A beautiful and sometimes complicated sport, this primer will help even the novice spectator become familiar with polo.
- Polo was invented more than 2,000 years ago in Persia. Remnants of stone pillars that served as the first goals still exist today in Iran.
- After its inception, the game spread through the Middle and Far East. Chinese rulers, Japanese warriors, and even Alexander the Great played.
- The sport eventually made its way to India and gained its modern name. “Pulu” is the Maniperi Indian name for the willow root from with the ball was made. The name of the game eventually evolved into “polo.”
- British soldiers encountered the game in mid-19th century Assam, India and brought it back to England with them, formalizing the rules that became the standard for play.
- Polo spread through the the British Empire. It was introduced to the United States in 1876, rapidly gaining popularity.
- Currently, 250 polo clubs exist in 43 states, and 34 colleges across the country have collegiate polo programs.
- Players atop a horse hit a ball with mallets through an eight-yard goal.
- Polo is one of the only professional sports in which men and women may play side by side.
- A polo team consists of four players, each wearing jerseys numbered between 1 and 4.
- The lead offensive player wears number 1 and attempts to score in opposing team’s goal. A team’s number 1 usually stays near the opposing team’s goal waiting for a pass from teammates.
- Number 2 is also an aggressive offensive player who also typically breaks up the other team’s plays.
- Number 3 should be team’s the strongest player, in charge of hitting long balls as well as strategy.
- Number 4’s objective is to defend the opposing number 1 and prevent the other team from scoring.
- The regulation size for a polo field is 300 yards long by 160 yards wide, the area of about nine football fields. Polo fields are typically well maintained and require frequent care to keep them smooth.
- Players line up at the center of the field to begin a match. One of the two mounted umpires in striped shirts tosses or “bowls” the ball between the two teams who fight for possession.
- After scoring a goal, the teams switch directions to balance field conditions.
- Matches are divided into four or six periods called “chukkers,” that last 7.5 minutes. After the horn sounds, players have four minutes to leave the field, change horses, and return for the next chukker.

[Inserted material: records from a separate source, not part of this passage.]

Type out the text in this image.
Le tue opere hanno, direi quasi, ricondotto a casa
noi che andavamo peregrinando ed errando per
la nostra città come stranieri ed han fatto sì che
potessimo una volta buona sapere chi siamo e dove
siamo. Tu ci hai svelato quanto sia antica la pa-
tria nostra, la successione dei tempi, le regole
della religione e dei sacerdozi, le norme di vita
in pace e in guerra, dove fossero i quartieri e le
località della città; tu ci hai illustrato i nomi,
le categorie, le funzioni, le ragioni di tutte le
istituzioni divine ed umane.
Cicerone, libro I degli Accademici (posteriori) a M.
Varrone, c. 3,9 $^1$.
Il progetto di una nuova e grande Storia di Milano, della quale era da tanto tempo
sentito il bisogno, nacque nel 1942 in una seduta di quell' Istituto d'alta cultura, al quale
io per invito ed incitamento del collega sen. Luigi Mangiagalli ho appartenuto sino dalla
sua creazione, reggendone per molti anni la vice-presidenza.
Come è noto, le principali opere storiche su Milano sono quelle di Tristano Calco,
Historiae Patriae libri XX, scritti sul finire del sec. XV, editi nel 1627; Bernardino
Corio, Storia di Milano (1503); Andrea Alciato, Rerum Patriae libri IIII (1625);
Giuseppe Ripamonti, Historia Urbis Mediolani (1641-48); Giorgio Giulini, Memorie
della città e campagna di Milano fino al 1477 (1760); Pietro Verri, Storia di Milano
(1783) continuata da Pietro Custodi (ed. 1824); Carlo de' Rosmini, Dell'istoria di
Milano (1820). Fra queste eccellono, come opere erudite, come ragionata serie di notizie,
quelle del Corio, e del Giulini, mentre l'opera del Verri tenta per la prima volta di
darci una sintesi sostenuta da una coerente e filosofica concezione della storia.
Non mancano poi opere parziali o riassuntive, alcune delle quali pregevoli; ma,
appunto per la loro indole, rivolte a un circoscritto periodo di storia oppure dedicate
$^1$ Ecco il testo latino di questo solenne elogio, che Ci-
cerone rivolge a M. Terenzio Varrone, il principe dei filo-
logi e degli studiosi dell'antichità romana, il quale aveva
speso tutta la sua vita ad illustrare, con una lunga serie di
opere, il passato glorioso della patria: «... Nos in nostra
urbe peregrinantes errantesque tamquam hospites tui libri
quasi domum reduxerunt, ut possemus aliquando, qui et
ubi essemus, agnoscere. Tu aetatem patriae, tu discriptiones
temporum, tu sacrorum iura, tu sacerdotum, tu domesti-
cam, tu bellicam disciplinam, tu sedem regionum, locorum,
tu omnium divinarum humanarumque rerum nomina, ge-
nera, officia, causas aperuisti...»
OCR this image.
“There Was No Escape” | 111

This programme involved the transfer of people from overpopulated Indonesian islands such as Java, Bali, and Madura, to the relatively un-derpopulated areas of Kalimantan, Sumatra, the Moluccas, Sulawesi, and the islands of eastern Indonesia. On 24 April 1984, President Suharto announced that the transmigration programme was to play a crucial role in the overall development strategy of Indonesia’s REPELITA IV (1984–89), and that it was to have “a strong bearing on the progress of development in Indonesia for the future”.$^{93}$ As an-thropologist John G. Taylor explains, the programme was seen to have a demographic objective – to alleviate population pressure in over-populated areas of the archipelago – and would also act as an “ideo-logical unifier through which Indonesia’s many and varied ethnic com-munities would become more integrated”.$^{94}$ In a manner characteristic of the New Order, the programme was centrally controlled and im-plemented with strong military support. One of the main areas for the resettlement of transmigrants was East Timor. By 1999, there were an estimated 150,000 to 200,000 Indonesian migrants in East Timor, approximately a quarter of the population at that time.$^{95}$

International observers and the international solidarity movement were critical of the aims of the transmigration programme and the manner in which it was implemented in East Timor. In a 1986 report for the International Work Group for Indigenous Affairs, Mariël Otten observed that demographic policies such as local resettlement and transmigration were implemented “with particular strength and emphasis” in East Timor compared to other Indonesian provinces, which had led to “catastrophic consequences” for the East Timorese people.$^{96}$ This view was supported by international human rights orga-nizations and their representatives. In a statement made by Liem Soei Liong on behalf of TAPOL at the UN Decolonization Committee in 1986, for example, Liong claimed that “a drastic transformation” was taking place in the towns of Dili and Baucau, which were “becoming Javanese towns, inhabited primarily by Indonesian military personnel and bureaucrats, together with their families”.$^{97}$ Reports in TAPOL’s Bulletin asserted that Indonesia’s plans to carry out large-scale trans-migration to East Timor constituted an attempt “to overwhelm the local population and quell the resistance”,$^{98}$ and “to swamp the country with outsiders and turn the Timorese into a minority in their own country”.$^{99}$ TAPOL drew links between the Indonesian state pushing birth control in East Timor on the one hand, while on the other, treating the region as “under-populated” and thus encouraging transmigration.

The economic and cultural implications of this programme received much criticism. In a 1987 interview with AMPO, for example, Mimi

- The polo ball is 3.5 inches in diameter and weighs 4.5 ounces. The ball is no longer made from the wood of willow trees, where the sport got its name.
- A polo ball is usually clocked in at over 90 mph.
- Materials used to make the ball have evolved through the years and include wood and leather. Polo balls today are made of white plastic and are usually misshapen toward the end of a match due to high-speed contact from the mallets.
- Polo mallets are always held in the right hand.
- The cane portion is made of malacca, a palm from the Asian rainforest.
- The head is usually made of tipa from Argentina or Brazil.
- Players hit the ball with the side of the mallet head.
- Play never stops for broken mallets. Players yell “mallet” for someone to bring a replacement from the endline.
- Horses in polo are only referred to as ponies because of the tradition of the game. These days they are all full-grown, full-sized horses.
- Originally, Manipuri Indians played on ponies when they taught the game to the British. Later, players began using larger horses as mounts, and by World War I, height requirements for ponies had been removed from the game.
- Thoroughbred horses that often began their career on the racetrack are the typical pony of today’s polo.
- Players now have multiple ponies because each pony can usually only play one or two chukkers per match.
- Up to 80% of a rider’s ability to make plays is determined by his or her pony.
- Charity polo matches typically have a formal dress code. Women wear sundresses, and accessorize with hats and flats shoes because of being outdoors. Men wear khakis and dress shirts.
- Tailgating is expected, both before and during the game, since polo is a social sport.
- Audiences typically participate in matches by replacing clods of dirt torn up by the horses’ hooves, also known as “stomping the divots,” at halftime and after the last chukker. This ensures the ball will continue to roll straight. In addition to being practical, stomping the divots is another opportunity to socialize.
- Most important: Have fun and come back next year!
Bump – A player riding into another player to hinder his shot or eliminate him from a play. The angle of a bump can be no more than 45 degrees, nor can it cause either pony to lose balance, or it is a foul.
Foul – A free hit is awarded, and time stops after an umpire blows the whistle for a foul. On a less severe foul, the ball will be hit from the point of infraction. On a more severe foul, the ball is moved closer to the goal. It is a foul in polo to ask for a foul.
Hook – A defensive play in which a player hooks or strikes at his opponent’s mallet when the opponent is in the act of hitting the ball. No player may reach over, under, or across his opponents hook to hook, or a “cross hook” foul is called. A “high hook” foul takes place above the level of the player’s shoulder.
Line of the ball – The imaginary line extending from where the ball is hit, indefinitely across the field. Right-of-way rules are based on this line. One tries not to cross the line of the ball especially in front of a player who is on the line.
Third man – A referee who sits on the sidelines and carefully watches play. He settles foul disputes between the two mounted umpires.